Ante la propuesta de un sector de economistas de pedir una reforma tributaria estructural, el jefe de las finanzas públicas sentenció: “Aquí en el país se ha hablado del término de una reforma estructural para decir que se va a reescribir de la A a la Z el estatuto tributario. Y eso no va a pasar”.

El proyecto de reforma tributaria será presentado antes del 15 de septiembre, fecha en que las comisiones económicas del Congreso deben aprobar el monto del Presupuesto para 2015 aforado en $216,2 billones.

El anuncio del Gobierno de mantener el impuesto al patrimonio y el 4 x 1.000 ha bastado para encender esa polémica entre los empresarios. “Estamos perfeccionando la estructura del impuesto al patrimonio”, dijo Cárdenas recientemente.

Fenalco y la Andi se encuentran a la expectativa sobre la verdadera intención tributaria del Gobierno. Los comerciantes la descalifican y los industriales esperan, aunque sostienen que “la extensión del impuesto al patrimonio seguramente lo vamos a tener que discutir, y lo veo como un hecho casi inevitable”, según señaló Bruce Mac Master, presidente del gremio empresarial, antes de su congreso. Por su parte, a Guillermo Botero, el dirigente gremial de los comerciantes, le parece que una nueva reforma tributaria es horrorosa.

“No estoy de acuerdo con el impuesto al patrimonio. Este impuesto en su última oportunidad produjo una cifra cercana a los $9 billones y en esta oportunidad, si se aplicaran las nuevas tasas, el impacto sería violento sobre los contribuyentes”, dijo Botero, explicando que todo radica en las actualizaciones catastrales en todo el país porque los patrimonios de las personas se han venido incrementando significativamente “sin que eso represente mayor riqueza, porque sigue siendo la misma casa, finca o parcela”.

En el congreso de Confecámaras, el presidente de ANIF, el centro de estudios académicos del sistema financiero, Sergio Clavijo, consideró que “no todo puede ser tributación. Hay que contener el gasto” del Gobierno. Admitió que el sector privado sí tiene que hacer un esfuerzo por si vienen “los visos de paz” para poner una cuota adicional de tributación calculada entre uno y dos puntos del PIB (Producto Interno Bruto).

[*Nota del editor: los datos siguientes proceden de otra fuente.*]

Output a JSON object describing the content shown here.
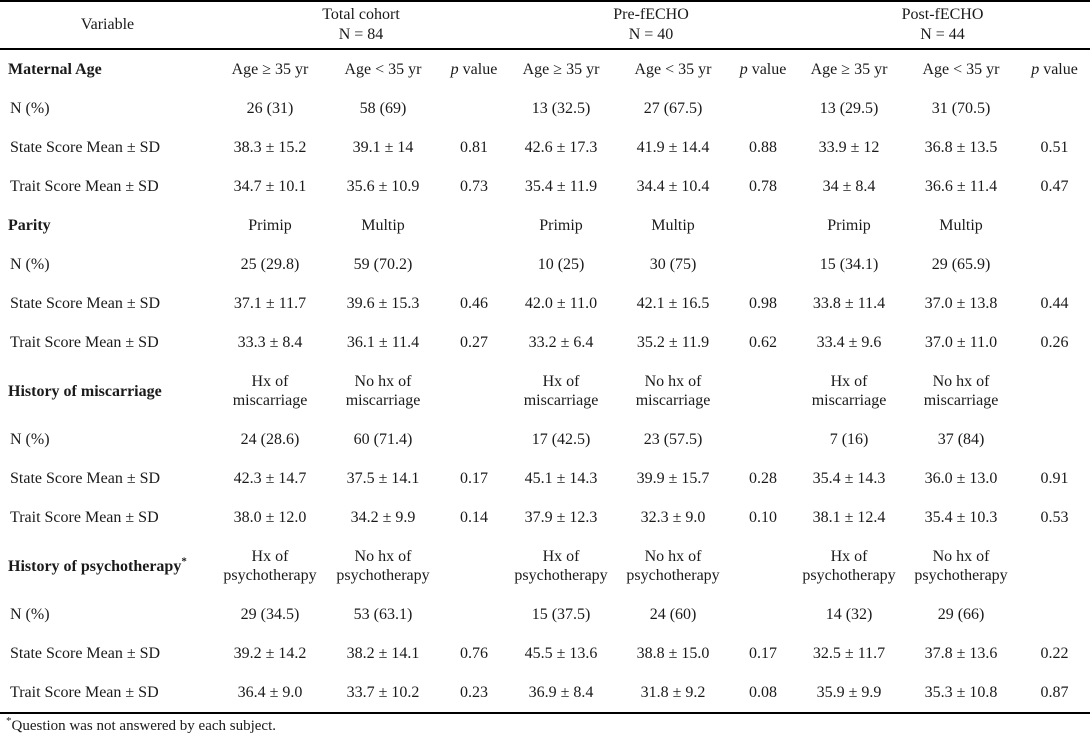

Julián Domínguez, cabeza visible de Confecámaras, alertó al Gobierno para que esa nueva carga tributaria no recaiga “siempre en los mismos” y pidió que la base de los contribuyentes se amplíe a otros sectores, por ejemplo algunos que se encuentran en la informalidad y que hay que formalizar para que contribuyan con el fisco nacional. La informalidad empresarial es del 41% y la laboral afecta a por lo menos 13 millones de colombianos, señaló el dirigente gremial.

ANIF insiste en que si Colombia quiere tener mejor educación y vías y consolidar la paz, debe empezar a elevar la tributación, pues actualmente tributa dos puntos por debajo de la media de América Latina. Además considera que la reforma tributaria debe ser de carácter estructural, no una reforma cada seis meses, ni mucho menos para tapar el faltante del Presupuesto del año 2015 y después otra supuestamente porque viene la paz.

La propuesta de ANIF es que “con las Farc firmando la paz, o sin ella, Colombia necesita vías, buena educación y energía”.